Bella et Vipulan en visite dans un élevage intensif de lapins, dans la région de Nantes
Image de la scène — sur­réal­iste — de la ren­con­tre entre les jeunes adultes et l’éleveur de lap­ins Lau­rent Helaine, dans son exploita­tion.

Que faut-il faire pour que l’écologie gagne ? 

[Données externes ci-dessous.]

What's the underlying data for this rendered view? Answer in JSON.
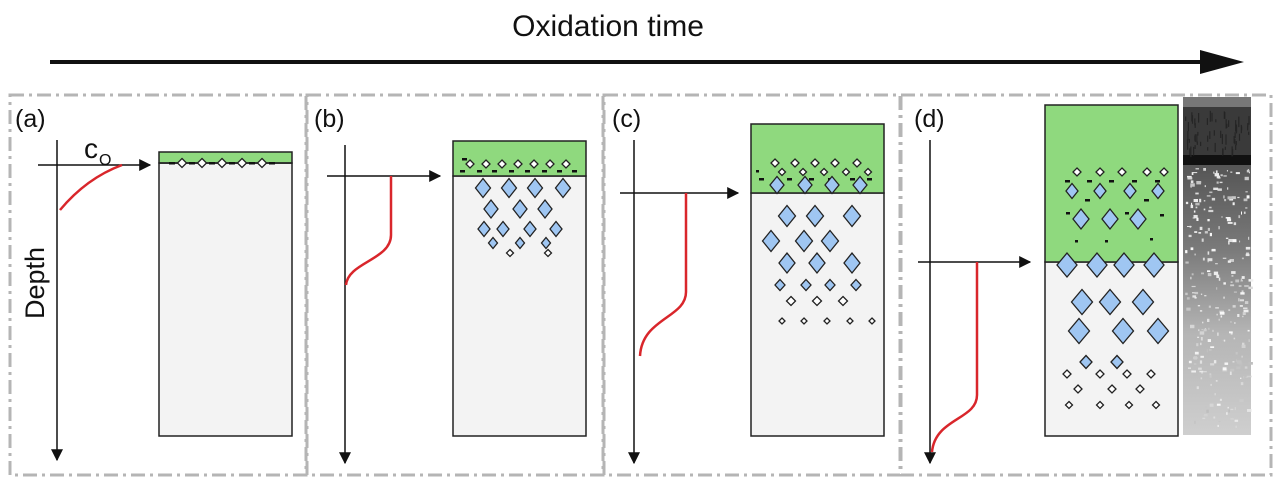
{
  "title": "Oxidation time",
  "depth_label": "Depth",
  "concentration_label": "c",
  "concentration_subscript": "O",
  "colors": {
    "oxide": "#8fd97e",
    "metal": "#f3f3f3",
    "precipitate": "#9fc6f2",
    "profile": "#d9262b",
    "panel_border": "#b5b5b5"
  },
  "panels": [
    {
      "label": "(a)",
      "stage": 1
    },
    {
      "label": "(b)",
      "stage": 2
    },
    {
      "label": "(c)",
      "stage": 3
    },
    {
      "label": "(d)",
      "stage": 4
    }
  ]
}
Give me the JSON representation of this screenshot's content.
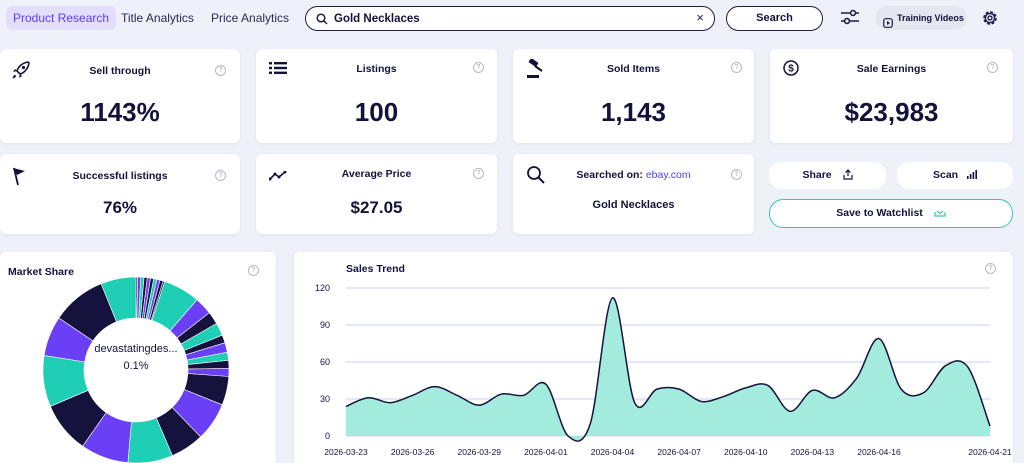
{
  "nav": {
    "tabs": [
      {
        "label": "Product Research",
        "active": true
      },
      {
        "label": "Title Analytics",
        "active": false
      },
      {
        "label": "Price Analytics",
        "active": false
      }
    ],
    "search_value": "Gold Necklaces",
    "clear_glyph": "×",
    "search_button": "Search",
    "training_videos": "Training Videos"
  },
  "metrics": {
    "sell_through": {
      "title": "Sell through",
      "value": "1143%"
    },
    "listings": {
      "title": "Listings",
      "value": "100"
    },
    "sold_items": {
      "title": "Sold Items",
      "value": "1,143"
    },
    "sale_earnings": {
      "title": "Sale Earnings",
      "value": "$23,983"
    },
    "successful_listings": {
      "title": "Successful listings",
      "value": "76%"
    },
    "average_price": {
      "title": "Average Price",
      "value": "$27.05"
    },
    "searched_on": {
      "label": "Searched on:",
      "site": "ebay.com",
      "query": "Gold Necklaces"
    }
  },
  "help_glyph": "?",
  "actions": {
    "share": "Share",
    "scan": "Scan",
    "save_to_watchlist": "Save to Watchlist"
  },
  "market_share": {
    "title": "Market Share",
    "center_label": "devastatingdes...",
    "center_value": "0.1%"
  },
  "colors": {
    "teal": "#1fcfb5",
    "navy": "#16123e",
    "purple": "#6a3ff5",
    "accent": "#5a3ff0",
    "area": "#a3ecdd"
  },
  "chart_data": {
    "type": "area",
    "title": "Sales Trend",
    "xlabel": "",
    "ylabel": "",
    "ylim": [
      0,
      120
    ],
    "yticks": [
      0,
      30,
      60,
      90,
      120
    ],
    "grid": true,
    "x_tick_labels": [
      "2026-03-23",
      "2026-03-26",
      "2026-03-29",
      "2026-04-01",
      "2026-04-04",
      "2026-04-07",
      "2026-04-10",
      "2026-04-13",
      "2026-04-16",
      "2026-04-21"
    ],
    "series": [
      {
        "x": [
          "2026-03-23",
          "2026-03-24",
          "2026-03-25",
          "2026-03-26",
          "2026-03-27",
          "2026-03-28",
          "2026-03-29",
          "2026-03-30",
          "2026-03-31",
          "2026-04-01",
          "2026-04-02",
          "2026-04-03",
          "2026-04-04",
          "2026-04-05",
          "2026-04-06",
          "2026-04-07",
          "2026-04-08",
          "2026-04-09",
          "2026-04-10",
          "2026-04-11",
          "2026-04-12",
          "2026-04-13",
          "2026-04-14",
          "2026-04-15",
          "2026-04-16",
          "2026-04-17",
          "2026-04-18",
          "2026-04-19",
          "2026-04-20",
          "2026-04-21"
        ],
        "y": [
          24,
          31,
          27,
          33,
          40,
          33,
          25,
          34,
          33,
          42,
          0,
          10,
          112,
          27,
          38,
          38,
          28,
          32,
          39,
          41,
          20,
          37,
          31,
          47,
          79,
          38,
          35,
          57,
          56,
          8
        ]
      }
    ]
  }
}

Il faut chang­er nos pra­tiques mil­i­tantes. Au début on fai­sait une grève — ça ne mar­chait pas. Avec du recul, les grèves pour le cli­mat n’ont eu aucun impact poli­tique, si ce n’est le change­ment cul­turel que ça a per­mis. Main­tenant, le but c’est de créer des espaces écologiques, c’est-à-dire des espaces où on peut avoir des types var­iés de rela­tions libérées et libéra­tri­ces : per­ma­cul­ture, libre évo­lu­tion, espaces de sol­i­dar­ité en ville, ou jardins ouvri­ers comme à Aubervil­liers — même s’ils les ont béton­nés pour bâtir un cen­tre de bron­zage pour les JO 2024. ça a une effi­cac­ité directe et pra­tique. 

A long terme, je suis par­ti­san du munic­i­pal­isme lib­er­taire qui a été théorisé par Mur­ray Bookchin. Il pos­tule qu’il faut s’organiser à l’échelle locale autour d’assemblées pop­u­laires en ayant plus d’autonomie ali­men­taire. Et si on en a besoin, on fait des assem­blées à des échelles plus impor­tantes avec des man­dats révo­ca­bles, des tirages au sort, etc. Ce qui s’en rap­proche le plus actuelle­ment, c’est le mod­èle du Roja­va, au Kur­dis­tan syrien.

Comment envisages-tu la campagne présidentielle ?

Je sais que j’irai vot­er dans tous les cas. Je me défi­nis comme une per­son­ne de gauche. Pour moi, il faut sor­tir du dual­isme qui fait croire, d’un côté, que le vote serait le seul out­il poli­tique pour faire chang­er les choses et de l’autre, que le vote ne sert à rien. 

Quels sont tes projets pour le futur ? 

J’aimerais appro­fondir la ques­tion de l’élevage. On en a par­lé avec Lau­rent Helaine [un éleveur de lap­ins instal­lé dans les Pays de la Loire, ndlr] et son col­lègue, qu’on voit juste un peu à l’écran lorsque la lap­ine est inséminée : plein d’éleveurs en inten­sif veu­lent en sor­tir. Ils ne le font pas car ils n’en ont pas les moyens. Lui a 200 000 euros de dettes. Ils seraient prêts à faire de la per­ma­cul­ture et plein de trucs, mais ils doivent rem­bours­er leur dette. J’aimerais bien les aider, en pas­sant peut-être par de gross­es asso­ci­a­tions, comme Green­peace.